US researchers concluded that counting skills were the single biggest predictor of “fair sharing behaviour” among three to five-year-olds, in a study published in the Child Development journal.
Prompting children to count also made them more generous, the researchers found in a study that has been carried out for the first time.
The findings suggest one of the reasons some youngsters struggle to share is because their counting skills are still developing.
Study author Dr Nadia Chernyak said: “This is the first research to investigate whether symbolic counting exerts a causal impact on sharing behaviour.
“We reasoned that children who do not share fairly would benefit from the modelling of proper counting behaviours thereby providing them with a behavioural tool that would facilitate fair sharing.”
To carry out the study, academics from Harvard University, Boston College and the University of California gave children a set of sharing tasks where they distributed stickers between themselves and another person.
Their first study explored the relationship between sharing behaviours and counting, cognitive control and working memory among 97 three to five-year-olds.

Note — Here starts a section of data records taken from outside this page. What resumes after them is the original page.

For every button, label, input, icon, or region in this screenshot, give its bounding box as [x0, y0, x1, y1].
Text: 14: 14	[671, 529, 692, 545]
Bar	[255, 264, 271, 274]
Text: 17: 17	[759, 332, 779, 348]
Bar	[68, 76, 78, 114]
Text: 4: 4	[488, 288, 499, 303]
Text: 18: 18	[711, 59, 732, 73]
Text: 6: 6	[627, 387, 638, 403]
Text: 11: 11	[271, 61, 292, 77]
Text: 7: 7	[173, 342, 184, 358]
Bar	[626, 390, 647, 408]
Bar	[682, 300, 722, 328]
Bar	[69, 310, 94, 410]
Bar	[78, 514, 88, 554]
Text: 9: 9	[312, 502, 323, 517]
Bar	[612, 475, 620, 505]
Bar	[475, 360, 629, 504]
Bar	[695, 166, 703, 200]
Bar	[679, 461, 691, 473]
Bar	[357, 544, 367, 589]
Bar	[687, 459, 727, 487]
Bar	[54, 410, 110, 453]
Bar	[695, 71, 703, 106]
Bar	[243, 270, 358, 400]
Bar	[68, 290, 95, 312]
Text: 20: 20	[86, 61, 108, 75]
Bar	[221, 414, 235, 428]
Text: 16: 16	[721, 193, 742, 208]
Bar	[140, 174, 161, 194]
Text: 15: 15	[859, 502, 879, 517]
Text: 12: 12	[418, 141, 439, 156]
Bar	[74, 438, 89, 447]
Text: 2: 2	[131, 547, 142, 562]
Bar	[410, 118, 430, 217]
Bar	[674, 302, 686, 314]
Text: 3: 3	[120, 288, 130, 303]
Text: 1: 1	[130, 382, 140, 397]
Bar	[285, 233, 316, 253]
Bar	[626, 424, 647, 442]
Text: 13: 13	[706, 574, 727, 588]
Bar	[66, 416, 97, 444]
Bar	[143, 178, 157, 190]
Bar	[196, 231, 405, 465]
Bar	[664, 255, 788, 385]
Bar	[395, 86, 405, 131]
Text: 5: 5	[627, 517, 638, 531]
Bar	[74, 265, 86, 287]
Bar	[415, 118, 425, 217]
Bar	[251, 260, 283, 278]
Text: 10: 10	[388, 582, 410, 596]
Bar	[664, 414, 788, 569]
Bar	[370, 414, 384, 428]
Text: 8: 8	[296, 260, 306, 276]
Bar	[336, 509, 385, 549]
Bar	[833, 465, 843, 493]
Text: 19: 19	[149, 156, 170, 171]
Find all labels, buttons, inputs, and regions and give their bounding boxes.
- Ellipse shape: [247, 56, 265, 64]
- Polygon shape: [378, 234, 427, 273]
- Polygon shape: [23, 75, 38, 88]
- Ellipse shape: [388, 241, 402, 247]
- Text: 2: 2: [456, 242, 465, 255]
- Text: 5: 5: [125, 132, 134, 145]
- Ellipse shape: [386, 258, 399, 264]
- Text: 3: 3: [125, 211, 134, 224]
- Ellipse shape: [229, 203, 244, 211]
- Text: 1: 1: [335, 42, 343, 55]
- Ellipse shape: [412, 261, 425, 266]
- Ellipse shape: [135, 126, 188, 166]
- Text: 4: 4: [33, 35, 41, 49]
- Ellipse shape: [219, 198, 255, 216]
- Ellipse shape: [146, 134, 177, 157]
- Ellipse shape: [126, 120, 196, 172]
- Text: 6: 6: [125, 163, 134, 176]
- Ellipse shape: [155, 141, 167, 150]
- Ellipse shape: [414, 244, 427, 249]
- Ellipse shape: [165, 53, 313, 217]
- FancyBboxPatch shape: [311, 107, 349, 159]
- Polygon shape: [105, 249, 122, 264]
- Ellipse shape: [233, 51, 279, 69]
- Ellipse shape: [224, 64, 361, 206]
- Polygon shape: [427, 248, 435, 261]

Among children who had not yet learnt how to count, an intervention such as counting on animal cards made them more likely to share.
A second study of 219 three to five-year-olds was very similar but the counting and sharing tasks were made more alike.
Linguistic prompts were also made clearer to make connections more obvious for children who had trouble seeing links between cards with animals, which they were told to count, and stickers, which they were told to share.
The results once again showed counting skills are related to sharing behaviours, and that counting prompts can encourage children to share.
Study author Dr Sara Cordes said: “It’s important to recognise the differences in how children and adults process, respond, emphasise, and encode numerical information.”
“Children’s behaviour should not be evaluated with what we think they ‘ought’ to be doing, but with respect to their developmental stage and a full understanding of their current cognitive abilities and how they relate to social skills.”